Martinet directors wear out sooner or later.

Thursday, September 09, 2010

ON ACTING: Imagining the Unimaginable

In order for an actor to be exciting, and therefore wildly popular (that is, after all, what we all want), they must take the audience on an emotional trip beyond the everyday. Just as audiences enjoy outer space movies, they also demand inner space movies.

Great performances demand actors take themselves beyond the conventional explorations of their own inner emotions, to travel beyond the known universe of feelings, beyond the superficial and conventional, to universal feelings they (both the actor and audience) have rarely experienced.

They say there are as many molecules in the human form as there are stars in the universe. Well, exciting actors take the audience beyond the know inner stars, beyond the known inner solar system, to far unimagined inner places.

To prepare for that exciting emotional journey, the actor must prepare herself: by first imagining the personal unimaginable; the sudden death of a favorite child, the murdering of a colleague, the death of oneself. To play Oedipus, who slept with his mother, killed his father and tore his own eyes out, the actor must first imagine such seeming unimaginable deeds, and be prepared to feel the deep. complex emotions which precipitate such actions.

Is it possible? Yes. Is it easy? No. Must it be done? Most certainly. In order to deeply touch many hearts, one must first deeply touch one's own.

Wednesday, September 08, 2010

ON ACTING: Exciting Reality

The student-actor had made an "choice" how to play a moment in the scene. I watched him, later said I didn't think it was a very good choice. The actor haughtily said to me "It's the way I'd do it in my everyday real life." I said "Maybe; but I doubted I'd be willing to for a $10.50 a ticket (or a $100 on Broadway) to see you in your everyday life. What I'd like to see are the choices you'd make if you were brave and exciting in your everyday life."

Sometimes a teacher has to be cruel to be kind!

A good actor knows that any acting choice must not only be real (i.e., logical to life) but must also be exciting. That's what training and experience are for: to teach and encourage actors not only to seek for reality in their performances, but to bravely seek moments of exciting reality.

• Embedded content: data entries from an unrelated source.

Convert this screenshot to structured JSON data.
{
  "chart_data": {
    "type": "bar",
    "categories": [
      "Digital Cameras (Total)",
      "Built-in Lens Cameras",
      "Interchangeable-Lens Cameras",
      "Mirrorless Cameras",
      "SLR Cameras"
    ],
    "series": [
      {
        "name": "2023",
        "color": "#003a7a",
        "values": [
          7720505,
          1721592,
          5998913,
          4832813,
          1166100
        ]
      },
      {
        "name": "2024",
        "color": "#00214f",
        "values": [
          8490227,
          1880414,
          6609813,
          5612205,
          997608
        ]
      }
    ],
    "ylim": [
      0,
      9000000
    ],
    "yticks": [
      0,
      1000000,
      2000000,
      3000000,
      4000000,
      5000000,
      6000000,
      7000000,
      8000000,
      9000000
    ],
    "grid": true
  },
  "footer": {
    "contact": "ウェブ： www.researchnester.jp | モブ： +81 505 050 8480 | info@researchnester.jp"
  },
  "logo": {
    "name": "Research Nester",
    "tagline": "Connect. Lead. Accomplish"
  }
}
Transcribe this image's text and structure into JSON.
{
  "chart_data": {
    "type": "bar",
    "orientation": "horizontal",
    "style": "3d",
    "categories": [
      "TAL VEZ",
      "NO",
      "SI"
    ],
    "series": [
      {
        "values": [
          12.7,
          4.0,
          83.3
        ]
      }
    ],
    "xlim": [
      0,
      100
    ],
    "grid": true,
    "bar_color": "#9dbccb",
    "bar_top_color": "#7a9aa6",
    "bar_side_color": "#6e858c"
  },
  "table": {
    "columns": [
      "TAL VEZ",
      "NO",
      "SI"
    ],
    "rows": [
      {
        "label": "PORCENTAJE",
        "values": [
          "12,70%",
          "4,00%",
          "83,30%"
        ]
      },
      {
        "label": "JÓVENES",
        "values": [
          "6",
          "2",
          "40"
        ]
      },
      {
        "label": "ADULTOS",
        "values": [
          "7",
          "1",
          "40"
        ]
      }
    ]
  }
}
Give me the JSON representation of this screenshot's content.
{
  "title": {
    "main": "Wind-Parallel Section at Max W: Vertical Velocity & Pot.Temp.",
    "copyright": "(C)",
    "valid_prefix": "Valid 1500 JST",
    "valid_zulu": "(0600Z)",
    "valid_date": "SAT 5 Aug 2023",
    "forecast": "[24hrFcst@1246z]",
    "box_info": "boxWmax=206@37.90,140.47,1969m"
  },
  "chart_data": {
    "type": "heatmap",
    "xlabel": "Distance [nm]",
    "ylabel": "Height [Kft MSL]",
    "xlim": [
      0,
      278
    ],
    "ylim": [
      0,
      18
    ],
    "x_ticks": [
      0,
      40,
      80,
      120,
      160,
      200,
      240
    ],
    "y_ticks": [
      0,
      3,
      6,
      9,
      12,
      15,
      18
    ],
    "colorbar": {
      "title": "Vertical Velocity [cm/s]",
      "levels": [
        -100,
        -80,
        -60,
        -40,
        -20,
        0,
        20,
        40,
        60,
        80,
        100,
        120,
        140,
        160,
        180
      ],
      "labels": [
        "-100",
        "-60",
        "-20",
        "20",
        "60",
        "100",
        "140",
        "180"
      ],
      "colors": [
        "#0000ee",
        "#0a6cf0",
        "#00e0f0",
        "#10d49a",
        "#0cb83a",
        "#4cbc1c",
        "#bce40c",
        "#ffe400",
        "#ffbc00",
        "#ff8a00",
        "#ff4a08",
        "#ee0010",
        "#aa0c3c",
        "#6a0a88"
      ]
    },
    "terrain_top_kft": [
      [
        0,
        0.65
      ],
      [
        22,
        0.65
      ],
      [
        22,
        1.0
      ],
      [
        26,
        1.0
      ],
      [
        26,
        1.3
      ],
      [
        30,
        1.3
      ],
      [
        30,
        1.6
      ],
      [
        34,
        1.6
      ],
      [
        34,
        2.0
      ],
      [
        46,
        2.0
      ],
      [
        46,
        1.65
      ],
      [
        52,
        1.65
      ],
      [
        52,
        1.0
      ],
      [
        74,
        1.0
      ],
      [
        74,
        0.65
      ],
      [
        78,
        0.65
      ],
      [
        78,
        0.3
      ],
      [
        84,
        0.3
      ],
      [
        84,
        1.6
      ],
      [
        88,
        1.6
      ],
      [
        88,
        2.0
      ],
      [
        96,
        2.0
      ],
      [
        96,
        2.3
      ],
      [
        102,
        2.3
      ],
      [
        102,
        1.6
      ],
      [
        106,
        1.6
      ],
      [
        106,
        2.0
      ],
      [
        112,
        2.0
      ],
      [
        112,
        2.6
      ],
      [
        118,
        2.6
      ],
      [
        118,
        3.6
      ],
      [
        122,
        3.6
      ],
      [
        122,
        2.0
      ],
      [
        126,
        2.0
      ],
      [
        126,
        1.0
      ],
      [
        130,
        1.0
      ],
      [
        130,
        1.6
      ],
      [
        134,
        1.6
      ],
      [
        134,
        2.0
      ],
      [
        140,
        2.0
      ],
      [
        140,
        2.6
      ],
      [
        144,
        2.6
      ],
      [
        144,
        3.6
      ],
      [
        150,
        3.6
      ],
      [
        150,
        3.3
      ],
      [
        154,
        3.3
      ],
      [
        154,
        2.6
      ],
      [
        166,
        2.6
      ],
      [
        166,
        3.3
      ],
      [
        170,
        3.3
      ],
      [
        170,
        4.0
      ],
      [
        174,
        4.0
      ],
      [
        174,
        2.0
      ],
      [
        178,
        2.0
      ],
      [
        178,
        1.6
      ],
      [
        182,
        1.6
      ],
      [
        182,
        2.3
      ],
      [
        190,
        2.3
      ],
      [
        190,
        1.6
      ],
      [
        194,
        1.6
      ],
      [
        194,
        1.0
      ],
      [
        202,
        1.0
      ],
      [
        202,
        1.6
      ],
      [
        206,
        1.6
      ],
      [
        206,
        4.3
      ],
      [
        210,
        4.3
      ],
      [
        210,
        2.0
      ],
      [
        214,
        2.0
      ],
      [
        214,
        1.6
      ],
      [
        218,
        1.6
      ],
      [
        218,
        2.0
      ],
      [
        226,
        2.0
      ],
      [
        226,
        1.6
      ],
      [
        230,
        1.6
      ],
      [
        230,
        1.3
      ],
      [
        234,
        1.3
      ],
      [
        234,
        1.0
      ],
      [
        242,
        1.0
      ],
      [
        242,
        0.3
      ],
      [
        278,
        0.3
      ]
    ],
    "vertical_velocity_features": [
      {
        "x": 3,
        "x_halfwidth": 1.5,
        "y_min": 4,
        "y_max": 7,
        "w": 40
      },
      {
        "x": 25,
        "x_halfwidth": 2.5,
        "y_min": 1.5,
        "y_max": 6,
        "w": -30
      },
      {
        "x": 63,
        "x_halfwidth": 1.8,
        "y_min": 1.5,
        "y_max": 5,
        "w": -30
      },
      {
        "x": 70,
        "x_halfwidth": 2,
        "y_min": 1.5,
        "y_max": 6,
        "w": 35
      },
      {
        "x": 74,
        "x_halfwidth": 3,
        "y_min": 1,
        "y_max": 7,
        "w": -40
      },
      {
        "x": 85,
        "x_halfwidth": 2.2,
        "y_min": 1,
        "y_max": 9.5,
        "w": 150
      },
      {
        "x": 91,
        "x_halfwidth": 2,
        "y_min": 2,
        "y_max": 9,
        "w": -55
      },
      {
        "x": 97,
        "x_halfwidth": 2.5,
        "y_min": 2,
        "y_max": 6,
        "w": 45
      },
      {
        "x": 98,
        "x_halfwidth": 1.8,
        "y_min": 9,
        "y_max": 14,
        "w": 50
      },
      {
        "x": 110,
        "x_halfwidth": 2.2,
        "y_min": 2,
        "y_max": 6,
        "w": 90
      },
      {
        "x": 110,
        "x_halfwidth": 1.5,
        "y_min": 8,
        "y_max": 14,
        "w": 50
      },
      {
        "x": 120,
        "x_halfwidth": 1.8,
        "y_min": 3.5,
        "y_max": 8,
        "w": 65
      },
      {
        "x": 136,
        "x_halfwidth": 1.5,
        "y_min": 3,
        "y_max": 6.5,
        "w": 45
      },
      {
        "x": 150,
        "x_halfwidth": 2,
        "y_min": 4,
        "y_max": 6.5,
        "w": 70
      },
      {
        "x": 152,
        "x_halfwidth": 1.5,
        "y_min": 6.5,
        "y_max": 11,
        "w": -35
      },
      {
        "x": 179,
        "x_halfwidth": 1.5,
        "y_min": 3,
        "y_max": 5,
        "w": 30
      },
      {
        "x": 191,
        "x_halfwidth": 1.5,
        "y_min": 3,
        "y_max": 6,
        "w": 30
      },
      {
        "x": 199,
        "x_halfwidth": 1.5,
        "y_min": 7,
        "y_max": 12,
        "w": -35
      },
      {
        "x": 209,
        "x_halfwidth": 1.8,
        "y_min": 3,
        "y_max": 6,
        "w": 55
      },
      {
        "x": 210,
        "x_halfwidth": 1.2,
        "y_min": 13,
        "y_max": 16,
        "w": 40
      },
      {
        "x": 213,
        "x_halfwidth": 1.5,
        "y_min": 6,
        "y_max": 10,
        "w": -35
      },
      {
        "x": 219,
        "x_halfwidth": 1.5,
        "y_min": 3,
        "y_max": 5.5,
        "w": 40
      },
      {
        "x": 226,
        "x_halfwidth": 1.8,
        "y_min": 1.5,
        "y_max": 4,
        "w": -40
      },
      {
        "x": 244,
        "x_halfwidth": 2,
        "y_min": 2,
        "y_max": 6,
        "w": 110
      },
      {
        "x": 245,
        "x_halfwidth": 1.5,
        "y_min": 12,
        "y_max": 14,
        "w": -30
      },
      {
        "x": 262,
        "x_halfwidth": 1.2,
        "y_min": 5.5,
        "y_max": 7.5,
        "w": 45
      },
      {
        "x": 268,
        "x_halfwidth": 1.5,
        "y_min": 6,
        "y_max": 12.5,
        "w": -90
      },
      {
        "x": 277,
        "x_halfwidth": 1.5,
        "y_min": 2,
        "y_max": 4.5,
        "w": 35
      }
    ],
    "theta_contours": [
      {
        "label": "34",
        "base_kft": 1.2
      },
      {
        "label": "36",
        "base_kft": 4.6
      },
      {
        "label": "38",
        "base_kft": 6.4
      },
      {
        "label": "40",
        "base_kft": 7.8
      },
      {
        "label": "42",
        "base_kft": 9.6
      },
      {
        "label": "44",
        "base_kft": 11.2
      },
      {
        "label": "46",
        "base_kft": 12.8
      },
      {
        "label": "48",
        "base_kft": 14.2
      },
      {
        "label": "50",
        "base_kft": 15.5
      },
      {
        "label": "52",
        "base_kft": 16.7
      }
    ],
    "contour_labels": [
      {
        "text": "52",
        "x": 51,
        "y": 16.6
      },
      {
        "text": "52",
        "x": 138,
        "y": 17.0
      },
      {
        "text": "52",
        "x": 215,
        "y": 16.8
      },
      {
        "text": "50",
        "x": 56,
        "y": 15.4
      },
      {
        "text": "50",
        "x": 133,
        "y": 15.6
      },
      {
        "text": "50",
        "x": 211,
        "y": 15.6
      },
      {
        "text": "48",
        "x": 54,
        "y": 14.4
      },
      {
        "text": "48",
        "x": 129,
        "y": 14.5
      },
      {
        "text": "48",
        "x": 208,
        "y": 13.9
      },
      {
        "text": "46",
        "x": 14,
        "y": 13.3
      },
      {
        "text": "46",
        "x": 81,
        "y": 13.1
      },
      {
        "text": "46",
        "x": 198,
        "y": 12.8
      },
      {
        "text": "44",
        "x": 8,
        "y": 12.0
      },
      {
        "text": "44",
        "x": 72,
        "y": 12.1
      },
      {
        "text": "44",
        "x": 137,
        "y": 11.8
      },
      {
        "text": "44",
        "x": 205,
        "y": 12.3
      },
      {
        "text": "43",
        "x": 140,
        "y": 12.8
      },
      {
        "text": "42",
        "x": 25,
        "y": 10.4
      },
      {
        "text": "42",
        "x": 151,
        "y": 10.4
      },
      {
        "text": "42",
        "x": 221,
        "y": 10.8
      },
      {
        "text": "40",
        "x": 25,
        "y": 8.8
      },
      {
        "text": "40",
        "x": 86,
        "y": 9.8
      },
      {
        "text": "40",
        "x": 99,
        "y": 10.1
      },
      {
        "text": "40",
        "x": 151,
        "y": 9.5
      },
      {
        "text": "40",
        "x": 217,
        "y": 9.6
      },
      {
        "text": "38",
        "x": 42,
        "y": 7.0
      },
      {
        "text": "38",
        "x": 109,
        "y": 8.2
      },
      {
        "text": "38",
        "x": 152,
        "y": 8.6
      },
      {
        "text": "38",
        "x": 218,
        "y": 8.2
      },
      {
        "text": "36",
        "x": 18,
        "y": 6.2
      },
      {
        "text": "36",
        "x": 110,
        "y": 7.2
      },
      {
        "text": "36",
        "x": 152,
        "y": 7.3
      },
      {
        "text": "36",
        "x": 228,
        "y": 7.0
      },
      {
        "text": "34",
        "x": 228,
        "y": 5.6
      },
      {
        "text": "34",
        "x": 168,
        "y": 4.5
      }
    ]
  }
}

"The person that pays the piper calls the tune." The paying audiences knows "real"; they experience it everyday life in their lives. They come to the theater to experience--and they often pay highly for--"exciting" reality. The actor's obligation is to provide it. Period.

Sunday, September 05, 2010

ON ACTING: For the Love of It

Do you know that the root work of amateur is "love of"? It comes from the Latin amo, amas, amat...to love. It suggests that actors, both professional and amateur, think of acting as "for the love of it", a chance to be intimately and intensely involved with another human being (and/or set of human beings) in a safe environment.

To act is to be able to the throw away life's fears and constraints, and to safely and deeply engage other human beings; to love, to hate, to be made sad by and to be made joyful with, other people without the danger of any long-term consequences: The scene'll only hurt--or confuse you or turn you on--for a little while. Then it's "Cut," or curtain close, and off to the dressing room and home.
What a wonderful life...if you willingly, actively and bravely love it.